8 de abril de 2026 12:27

Perdição
Oswaldo Jesus Motta disse:

Visualizei... além...senti! Abraço poético!

6 de abril de 2026 15:40

Sintoma
Oswaldo Jesus Motta disse:

Uau!!! Sem ar.. sem chão.. Parabéns, poeta! Abraços poéticos!

6 de abril de 2026 15:39

Atração
Oswaldo Jesus Motta disse:

Vibrante, intenso e grandioso...Terá sido escrito dentro de um universo em colapso? Adorei! Abraços poéticos!

6 de abril de 2026 15:37

Sonâmbula
Oswaldo Jesus Motta disse:

Boa tarde, poeta! Adorei! O riso diante do vazio, a exaustão diante da rotina, o sufoco das relações superficiais. Belas palavras sobre o peso de existir e a estranha leveza de se perder nesse fingimento...risos Abraço poético!

6 de abril de 2026 15:32

Sonâmbula
Drica disse:

\"A idiotice dos outros sufoca.\" Clap, clap!
Detesto socializar. Preguiça. rs

5 de abril de 2026 22:45

Lugar Nenhum
Drica disse:

Gostei bastante! Agradável de se ler!

5 de abril de 2026 12:35

Atração
Rogério disse:

Top demais

30 de março de 2026 10:54

A Chuva que nos Fica
Drica disse:

Tão delicado, suave............ tão feminino. Muito bonito!

28 de março de 2026 11:18

No Couro
Rogério disse:

Belo poema!

19 de março de 2026 14:05

Sintoma
Drica disse:

Gostei!
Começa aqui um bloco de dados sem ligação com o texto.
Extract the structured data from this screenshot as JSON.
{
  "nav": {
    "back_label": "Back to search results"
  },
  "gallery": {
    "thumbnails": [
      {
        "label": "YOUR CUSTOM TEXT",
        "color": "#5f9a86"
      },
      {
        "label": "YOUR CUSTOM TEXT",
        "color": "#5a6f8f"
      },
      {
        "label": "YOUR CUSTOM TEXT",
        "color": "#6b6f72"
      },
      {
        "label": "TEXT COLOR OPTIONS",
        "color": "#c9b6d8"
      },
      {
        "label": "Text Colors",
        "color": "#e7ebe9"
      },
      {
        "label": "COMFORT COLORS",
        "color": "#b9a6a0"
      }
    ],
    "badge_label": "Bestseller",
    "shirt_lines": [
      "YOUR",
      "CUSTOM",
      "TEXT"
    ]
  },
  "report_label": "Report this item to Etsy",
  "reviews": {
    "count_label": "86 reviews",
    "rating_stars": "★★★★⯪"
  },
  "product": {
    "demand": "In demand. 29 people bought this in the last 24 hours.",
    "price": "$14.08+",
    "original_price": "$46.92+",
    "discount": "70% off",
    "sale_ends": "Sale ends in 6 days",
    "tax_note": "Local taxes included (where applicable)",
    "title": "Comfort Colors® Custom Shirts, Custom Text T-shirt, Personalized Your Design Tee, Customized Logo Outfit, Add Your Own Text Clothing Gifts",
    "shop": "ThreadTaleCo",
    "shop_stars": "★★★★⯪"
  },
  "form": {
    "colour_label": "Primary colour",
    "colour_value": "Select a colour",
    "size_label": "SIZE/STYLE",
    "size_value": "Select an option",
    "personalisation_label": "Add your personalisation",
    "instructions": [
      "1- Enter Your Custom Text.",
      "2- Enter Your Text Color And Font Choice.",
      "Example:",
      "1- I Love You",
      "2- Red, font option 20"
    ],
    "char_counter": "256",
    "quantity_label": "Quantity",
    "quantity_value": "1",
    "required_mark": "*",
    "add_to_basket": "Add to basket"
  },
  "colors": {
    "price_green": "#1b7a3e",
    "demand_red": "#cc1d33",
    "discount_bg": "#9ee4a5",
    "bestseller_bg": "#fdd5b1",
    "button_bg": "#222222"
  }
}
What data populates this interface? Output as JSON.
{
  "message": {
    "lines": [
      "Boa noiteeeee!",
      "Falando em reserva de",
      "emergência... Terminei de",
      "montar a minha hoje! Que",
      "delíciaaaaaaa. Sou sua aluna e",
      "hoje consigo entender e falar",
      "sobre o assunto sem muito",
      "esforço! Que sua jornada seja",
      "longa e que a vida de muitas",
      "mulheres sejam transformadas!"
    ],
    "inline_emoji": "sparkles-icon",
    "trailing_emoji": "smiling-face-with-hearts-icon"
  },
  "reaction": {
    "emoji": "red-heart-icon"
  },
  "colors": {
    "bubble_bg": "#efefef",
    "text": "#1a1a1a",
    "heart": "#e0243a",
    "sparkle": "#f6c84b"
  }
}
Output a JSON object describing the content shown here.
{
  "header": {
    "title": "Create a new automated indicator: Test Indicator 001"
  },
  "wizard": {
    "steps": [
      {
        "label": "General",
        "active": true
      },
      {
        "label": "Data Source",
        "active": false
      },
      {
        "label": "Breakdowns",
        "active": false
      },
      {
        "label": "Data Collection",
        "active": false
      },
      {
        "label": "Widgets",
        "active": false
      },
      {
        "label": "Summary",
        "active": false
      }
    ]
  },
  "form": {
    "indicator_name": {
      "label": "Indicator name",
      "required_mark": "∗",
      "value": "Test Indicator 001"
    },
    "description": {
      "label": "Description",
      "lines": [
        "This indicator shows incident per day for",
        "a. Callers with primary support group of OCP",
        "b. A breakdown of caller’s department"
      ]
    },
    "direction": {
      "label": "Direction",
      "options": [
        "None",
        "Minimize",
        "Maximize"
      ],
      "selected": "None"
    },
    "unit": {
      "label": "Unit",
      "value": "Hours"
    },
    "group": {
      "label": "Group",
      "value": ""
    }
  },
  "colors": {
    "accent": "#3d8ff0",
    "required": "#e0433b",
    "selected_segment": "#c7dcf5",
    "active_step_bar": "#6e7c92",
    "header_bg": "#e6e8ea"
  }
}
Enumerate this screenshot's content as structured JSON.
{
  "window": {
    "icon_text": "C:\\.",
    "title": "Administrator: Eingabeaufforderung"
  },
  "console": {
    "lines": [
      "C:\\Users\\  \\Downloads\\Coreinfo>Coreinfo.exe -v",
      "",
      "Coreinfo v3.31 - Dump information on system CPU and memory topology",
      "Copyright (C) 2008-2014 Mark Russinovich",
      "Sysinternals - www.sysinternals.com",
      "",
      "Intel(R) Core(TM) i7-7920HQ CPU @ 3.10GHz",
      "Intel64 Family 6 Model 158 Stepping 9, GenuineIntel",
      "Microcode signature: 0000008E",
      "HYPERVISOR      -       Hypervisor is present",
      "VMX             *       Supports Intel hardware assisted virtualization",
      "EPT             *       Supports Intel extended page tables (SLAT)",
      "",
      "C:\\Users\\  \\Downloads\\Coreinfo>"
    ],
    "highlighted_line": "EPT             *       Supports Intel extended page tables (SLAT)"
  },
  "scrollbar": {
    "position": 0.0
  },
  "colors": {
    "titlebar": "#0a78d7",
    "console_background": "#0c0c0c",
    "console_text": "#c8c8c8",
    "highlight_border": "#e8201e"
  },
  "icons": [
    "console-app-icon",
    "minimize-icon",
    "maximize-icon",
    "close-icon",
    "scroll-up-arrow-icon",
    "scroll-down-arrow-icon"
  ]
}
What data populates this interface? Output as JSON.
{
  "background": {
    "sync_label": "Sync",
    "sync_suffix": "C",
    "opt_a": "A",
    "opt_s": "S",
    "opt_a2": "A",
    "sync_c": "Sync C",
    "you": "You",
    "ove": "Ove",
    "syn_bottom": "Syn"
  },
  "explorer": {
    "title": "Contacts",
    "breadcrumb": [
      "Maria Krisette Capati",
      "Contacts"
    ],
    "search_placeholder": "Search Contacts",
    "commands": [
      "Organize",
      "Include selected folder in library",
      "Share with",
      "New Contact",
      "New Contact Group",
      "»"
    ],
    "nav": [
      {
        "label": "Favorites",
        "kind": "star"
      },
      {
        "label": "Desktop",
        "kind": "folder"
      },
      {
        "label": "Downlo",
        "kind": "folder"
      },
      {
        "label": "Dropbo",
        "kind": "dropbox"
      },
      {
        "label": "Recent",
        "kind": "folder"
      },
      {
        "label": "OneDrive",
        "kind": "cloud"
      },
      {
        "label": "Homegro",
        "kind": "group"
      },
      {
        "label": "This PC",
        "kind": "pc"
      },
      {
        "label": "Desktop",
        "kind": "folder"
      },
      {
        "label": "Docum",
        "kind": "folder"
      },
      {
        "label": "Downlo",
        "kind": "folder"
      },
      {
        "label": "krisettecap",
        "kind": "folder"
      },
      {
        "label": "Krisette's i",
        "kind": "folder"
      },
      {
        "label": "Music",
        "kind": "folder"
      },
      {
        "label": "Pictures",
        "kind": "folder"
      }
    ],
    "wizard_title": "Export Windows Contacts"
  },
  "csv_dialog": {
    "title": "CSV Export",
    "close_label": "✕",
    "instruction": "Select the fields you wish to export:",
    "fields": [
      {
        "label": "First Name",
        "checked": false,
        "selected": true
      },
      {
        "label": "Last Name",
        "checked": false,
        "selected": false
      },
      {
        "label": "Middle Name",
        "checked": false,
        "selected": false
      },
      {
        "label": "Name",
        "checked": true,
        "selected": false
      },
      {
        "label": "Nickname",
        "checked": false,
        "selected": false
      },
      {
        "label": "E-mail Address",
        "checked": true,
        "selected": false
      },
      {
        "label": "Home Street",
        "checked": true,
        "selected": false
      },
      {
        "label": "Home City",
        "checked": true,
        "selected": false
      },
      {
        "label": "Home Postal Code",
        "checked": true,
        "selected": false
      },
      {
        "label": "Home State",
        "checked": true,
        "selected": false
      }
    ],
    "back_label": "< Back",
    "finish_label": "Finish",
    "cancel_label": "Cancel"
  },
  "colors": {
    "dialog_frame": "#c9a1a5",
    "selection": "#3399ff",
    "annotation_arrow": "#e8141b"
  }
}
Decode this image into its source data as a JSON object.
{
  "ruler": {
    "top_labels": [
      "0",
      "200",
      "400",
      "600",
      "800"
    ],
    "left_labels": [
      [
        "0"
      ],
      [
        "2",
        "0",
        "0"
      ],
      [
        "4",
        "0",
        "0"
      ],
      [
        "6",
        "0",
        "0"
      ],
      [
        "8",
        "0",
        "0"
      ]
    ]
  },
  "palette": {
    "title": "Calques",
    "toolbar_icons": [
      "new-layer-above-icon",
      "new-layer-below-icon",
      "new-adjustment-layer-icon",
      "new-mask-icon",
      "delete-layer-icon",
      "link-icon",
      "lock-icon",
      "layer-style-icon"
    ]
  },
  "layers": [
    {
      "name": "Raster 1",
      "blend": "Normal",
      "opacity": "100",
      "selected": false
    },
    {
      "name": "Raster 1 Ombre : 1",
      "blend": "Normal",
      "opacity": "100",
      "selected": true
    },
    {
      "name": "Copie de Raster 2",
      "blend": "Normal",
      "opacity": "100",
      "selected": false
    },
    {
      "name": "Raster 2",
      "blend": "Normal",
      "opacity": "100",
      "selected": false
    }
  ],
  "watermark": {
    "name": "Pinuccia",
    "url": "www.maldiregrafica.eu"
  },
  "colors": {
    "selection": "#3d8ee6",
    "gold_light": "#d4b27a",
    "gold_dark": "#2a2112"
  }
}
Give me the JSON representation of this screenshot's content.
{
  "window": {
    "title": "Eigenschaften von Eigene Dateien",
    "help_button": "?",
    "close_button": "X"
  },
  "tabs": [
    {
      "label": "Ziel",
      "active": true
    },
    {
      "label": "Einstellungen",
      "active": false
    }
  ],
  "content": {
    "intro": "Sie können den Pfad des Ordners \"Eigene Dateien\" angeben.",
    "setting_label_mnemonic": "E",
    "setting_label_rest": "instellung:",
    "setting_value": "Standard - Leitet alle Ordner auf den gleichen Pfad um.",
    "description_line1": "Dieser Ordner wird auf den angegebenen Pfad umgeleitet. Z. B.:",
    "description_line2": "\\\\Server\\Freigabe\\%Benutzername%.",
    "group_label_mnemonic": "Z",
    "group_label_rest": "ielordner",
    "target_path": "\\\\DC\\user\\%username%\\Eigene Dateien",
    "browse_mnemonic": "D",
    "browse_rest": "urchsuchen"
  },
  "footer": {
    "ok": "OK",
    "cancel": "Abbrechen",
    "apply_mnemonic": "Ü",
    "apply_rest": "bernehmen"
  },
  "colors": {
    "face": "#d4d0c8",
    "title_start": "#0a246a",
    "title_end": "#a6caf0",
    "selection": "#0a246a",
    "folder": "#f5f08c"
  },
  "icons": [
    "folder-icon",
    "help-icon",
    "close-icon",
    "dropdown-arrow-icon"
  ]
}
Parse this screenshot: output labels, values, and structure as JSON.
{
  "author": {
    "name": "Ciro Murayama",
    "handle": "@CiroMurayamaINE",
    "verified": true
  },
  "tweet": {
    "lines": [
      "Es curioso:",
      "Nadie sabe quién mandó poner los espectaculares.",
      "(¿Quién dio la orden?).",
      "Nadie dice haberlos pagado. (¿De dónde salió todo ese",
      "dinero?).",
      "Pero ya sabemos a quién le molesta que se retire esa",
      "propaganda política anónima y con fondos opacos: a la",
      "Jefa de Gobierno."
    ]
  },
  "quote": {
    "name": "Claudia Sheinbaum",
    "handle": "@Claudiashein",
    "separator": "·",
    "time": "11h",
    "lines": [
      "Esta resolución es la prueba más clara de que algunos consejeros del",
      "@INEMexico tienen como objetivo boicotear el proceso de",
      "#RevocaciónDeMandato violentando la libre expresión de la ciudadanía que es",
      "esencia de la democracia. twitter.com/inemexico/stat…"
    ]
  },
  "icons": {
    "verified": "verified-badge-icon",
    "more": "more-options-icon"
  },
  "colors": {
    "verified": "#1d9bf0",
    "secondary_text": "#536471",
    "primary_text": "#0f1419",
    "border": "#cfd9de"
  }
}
Lindo! :)

14 de março de 2026 13:27

Perdição
Vilma Oliveira disse:

Boa Noite poetisa! Esta poesia é carregada de um romantismo sombrio e magnético. O amor aqui não é um porto seguro, mas sim um evento gravitacional, uma entrega inevitável ao perigo e ao desconhecido. A abertura Amor é queda /De um telhado/estabelece imediatamente a falta de controle. Não é um caminhar, é um despencar súbito e irreversível. O uso de flores negras, névoa e sombra cria uma atmosfera gótica. O eu lírico não busca a luz solar, mas se sente atraído pelo mistério e pelo que é noturno no outro. Ao dizer que cai sempre, sugere que esse amor é um vício, um abismo sem fundo onde a queda é eterna e o pousar é um alívio momentâneo, um arrepio que renova o ciclo. Existe uma aceitação da própria vulnerabilidade. O abismo não é algo ruim, mas o lugar onde o desejo reside. É um texto sobre a atração pelo que nos consome. Meu abraço poético.

12 de março de 2026 20:32

Perdição
Arthur Santos disse:

Belo poema ao amor.

11 de março de 2026 18:42

Lugar Nenhum
Oswaldo Jesus Motta disse:

Denso e vertiginoso… versos que mergulham no abismo com beleza crua, transformando queda em poesia. Abraços poéticos!